用途: 在向hbase表插入/删除/查询之前或者之后自动干什么事情

1、编程class实现RegionObserver、RegionCoprocessor 
2、重写方法：
		  @Override
		  public Optional<RegionObserver> getRegionObserver() {
			return Optional.of(this);
		  }
3、重新动作方法[在put/get/scan/delete之前[prePut/Get/Delete]或者put/get/scan/delete之后做操作[postPut/Get/Delete]]
4、打包上传HDFS
5、禁用表
6、修改表，给表加载协处理器
			alter '表名', METHOD => 'table_att', 'Coprocessor'=>'jar所处HDFS路径| 协处理器所在的全类名|优先级|参数'
7、启动表: enable
8、通过动作[put/get/scan/delete]查看协处理器是否正常

4、二级索引

二级索引的实现主要是通过协处理器完成

原因: 
hbase中查询速度快主要是因为可以用待查询数据的rowkey通过meta元数据找到rowkey处于哪个region，
region处于regionserver.但是如果想要根据value值查询的是，没办法通过meta元数据找到数据处于哪个region，哪个regionserver，所以只能全部扫描，效率低

1、全局二级索引

1、原理: 将建立索引的字段的值与原来的rowkey组成新的rowkey,将include中包含的字段名作为列限定符,将include中包含的字段值作为新值，将新rowkey、列限定符、新值放入新创建的索引表中。
  查询的时候优先查询索引表，如果索引表不满足，则继续查找原表[全部扫描]
2、创建: create index 索引名 on 命名空间名称.表名(字段名,..) [include(字段名,..)]
	//如果表是映射表，则字段名必须用: 列簇名.列名
3、删除: drop index 索引名 on 命名空间名称.表名

2、本地二级索引

1、原理: 
	在原表中插入数据，插入的数据rowkey=__索引字段值_.._原来的rowkey
	后续根据字段值查询的时候，首先查新rowkey,得到原来的rowkey，再通过原来的rowkey查询原始数据
2、创建: create local index 索引名 on 命名空间名称.表名(字段名,..)
3、删除: drop index 索引名 on 命名空间名称.表名

6、hbase与hive整合

1、内部表

[在hive建表的时候，会同步在hbase创建表，如果hbase的表已经存在，则报错]

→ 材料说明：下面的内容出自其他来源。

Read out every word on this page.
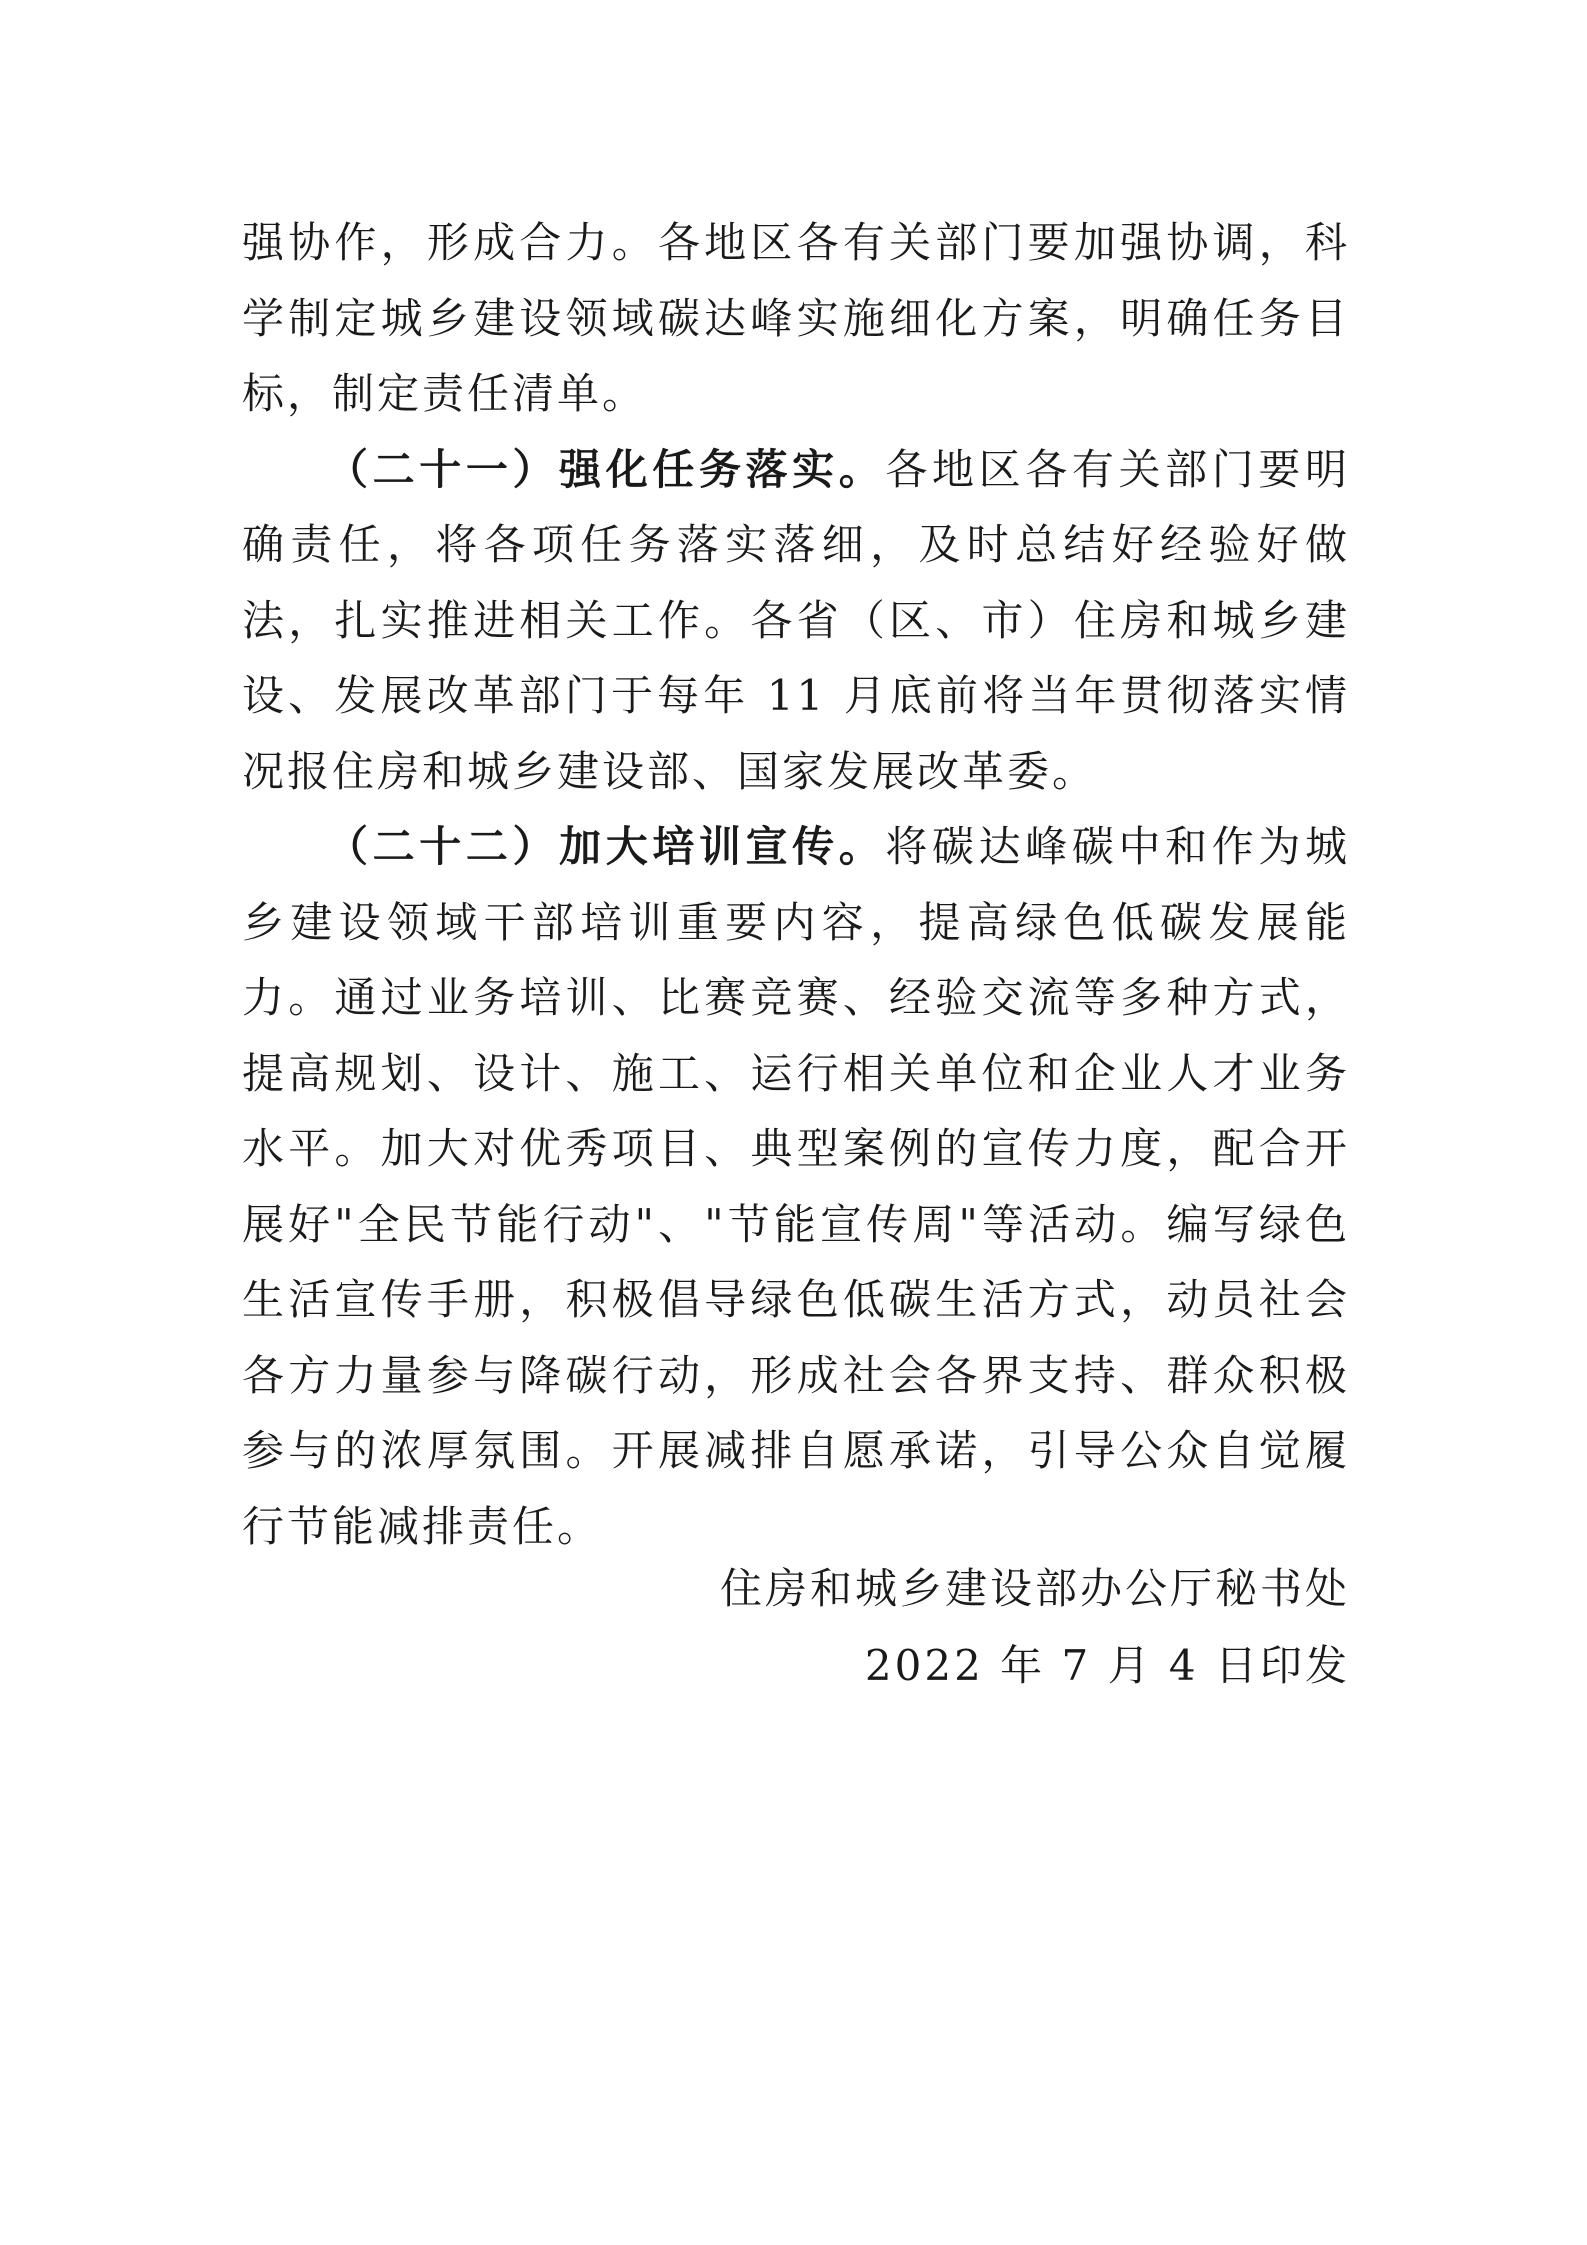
强协作，形成合力。各地区各有关部门要加强协调，科学制定城乡建设领域碳达峰实施细化方案，明确任务目标，制定责任清单。

（二十一）强化任务落实。各地区各有关部门要明确责任，将各项任务落实落细，及时总结好经验好做法，扎实推进相关工作。各省（区、市）住房和城乡建设、发展改革部门于每年 11 月底前将当年贯彻落实情况报住房和城乡建设部、国家发展改革委。

（二十二）加大培训宣传。将碳达峰碳中和作为城乡建设领域干部培训重要内容，提高绿色低碳发展能力。通过业务培训、比赛竞赛、经验交流等多种方式，提高规划、设计、施工、运行相关单位和企业人才业务水平。加大对优秀项目、典型案例的宣传力度，配合开展好"全民节能行动"、"节能宣传周"等活动。编写绿色生活宣传手册，积极倡导绿色低碳生活方式，动员社会各方力量参与降碳行动，形成社会各界支持、群众积极参与的浓厚氛围。开展减排自愿承诺，引导公众自觉履行节能减排责任。

住房和城乡建设部办公厅秘书处
2022 年 7 月 4 日印发
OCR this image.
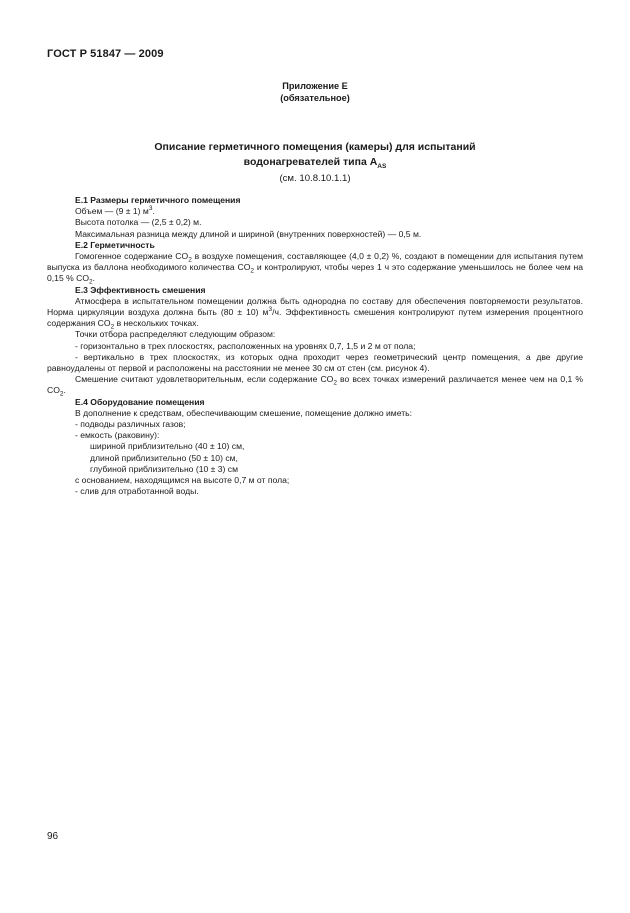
ГОСТ Р 51847 — 2009
Приложение Е
(обязательное)
Описание герметичного помещения (камеры) для испытаний
водонагревателей типа $A_{AS}$
(см. 10.8.10.1.1)

Е.1 Размеры герметичного помещения

Объем — (9 ± 1) $м^3$.

Высота потолка — (2,5 ± 0,2) м.

Максимальная разница между длиной и шириной (внутренних поверхностей) — 0,5 м.

Е.2 Герметичность

Гомогенное содержание $CO_2$ в воздухе помещения, составляющее (4,0 ± 0,2) %, создают в помещении для испытания путем выпуска из баллона необходимого количества $CO_2$ и контролируют, чтобы через 1 ч это содержание уменьшилось не более чем на 0,15 % $CO_2$.

Е.3 Эффективность смешения

Атмосфера в испытательном помещении должна быть однородна по составу для обеспечения повторяемости результатов. Норма циркуляции воздуха должна быть (80 ± 10) $м^3/ч$. Эффективность смешения контролируют путем измерения процентного содержания $CO_2$ в нескольких точках.

Точки отбора распределяют следующим образом:

- горизонтально в трех плоскостях, расположенных на уровнях 0,7, 1,5 и 2 м от пола;

- вертикально в трех плоскостях, из которых одна проходит через геометрический центр помещения, а две другие равноудалены от первой и расположены на расстоянии не менее 30 см от стен (см. рисунок 4).

Смешение считают удовлетворительным, если содержание $CO_2$ во всех точках измерений различается менее чем на 0,1 % $CO_2$.

Е.4 Оборудование помещения

В дополнение к средствам, обеспечивающим смешение, помещение должно иметь:

- подводы различных газов;

- емкость (раковину):

шириной приблизительно (40 ± 10) см,

длиной приблизительно (50 ± 10) см,

глубиной приблизительно (10 ± 3) см

с основанием, находящимся на высоте 0,7 м от пола;

- слив для отработанной воды.

96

   CREATE TABLE hive_hbase_emp_table(
		字段名 字段类型,....)
	STORED BY 'org.apache.hadoop.hive.hbase.HBaseStorageHandler'-- 关联HBase
	WITH SERDEPROPERTIES ("hbase.columns.mapping" = ":key,列簇名:列名,...")--关联HBase表列限定符
	TBLPROPERTIES ("hbase.table.name" = "hbase表名");-- 关联Hbase表

CREATE TABLE hive_hbase_emp_table(
empno int,
ename string,
job string,
mgr int,
hiredate string,
sal double,
comm double,
deptno int)
STORED BY 'org.apache.hadoop.hive.hbase.HBaseStorageHandler'
WITH SERDEPROPERTIES ("hbase.columns.mapping" = ":key,info:ename,info:job,info:mgr,info:hiredate,info:sal,info:comm,info:deptno")
TBLPROPERTIES ("hbase.table.name" = "hbase_emp_table");

案例一

1）在Hive中创建表同时关联HBase

CREATE TABLE hive_hbase_emp_table(
empno int,
ename string,
job string,
mgr int,
hiredate string,
sal double,
comm double,
deptno int)
STORED BY 'org.apache.hadoop.hive.hbase.HBaseStorageHandler'
WITH SERDEPROPERTIES ("hbase.columns.mapping" = ":key,info:ename,info:job,info:mgr,info:hiredate,info:sal,info:comm,info:deptno")
TBLPROPERTIES ("hbase.table.name" = "hbase_emp_table");

提示：完成之后，可以分别进入Hive和HBase查看，都生成了对应的表

2）在Hive中创建临时中间表，用于load文件中的数据

提示：不能将数据直接load进Hive所关联HBase的那张表中

CREATE TABLE emp(
empno int,
ename string,
job string,
mgr int,
hiredate string,
sal double,
comm double,
deptno int)
row format delimited fields terminated by '\t';

3）向Hive中间表中load数据

hive> load data local inpath '/home/admin/softwares/data/emp.txt' into table emp;

4）通过insert命令将中间表中的数据导入到Hive关联Hbase的那张表中

hive> insert into table hive_hbase_emp_table select * from emp;

5）查看Hive以及关联的HBase表中是否已经成功的同步插入了数据

Hive：
hive> select * from hive_hbase_emp_table;

HBase：
hbase> scan 'hbase_emp_table'

2、外部表

[在hive建表的时候，不会同步在hbase创建表，如果hbase的表不存在，则报错]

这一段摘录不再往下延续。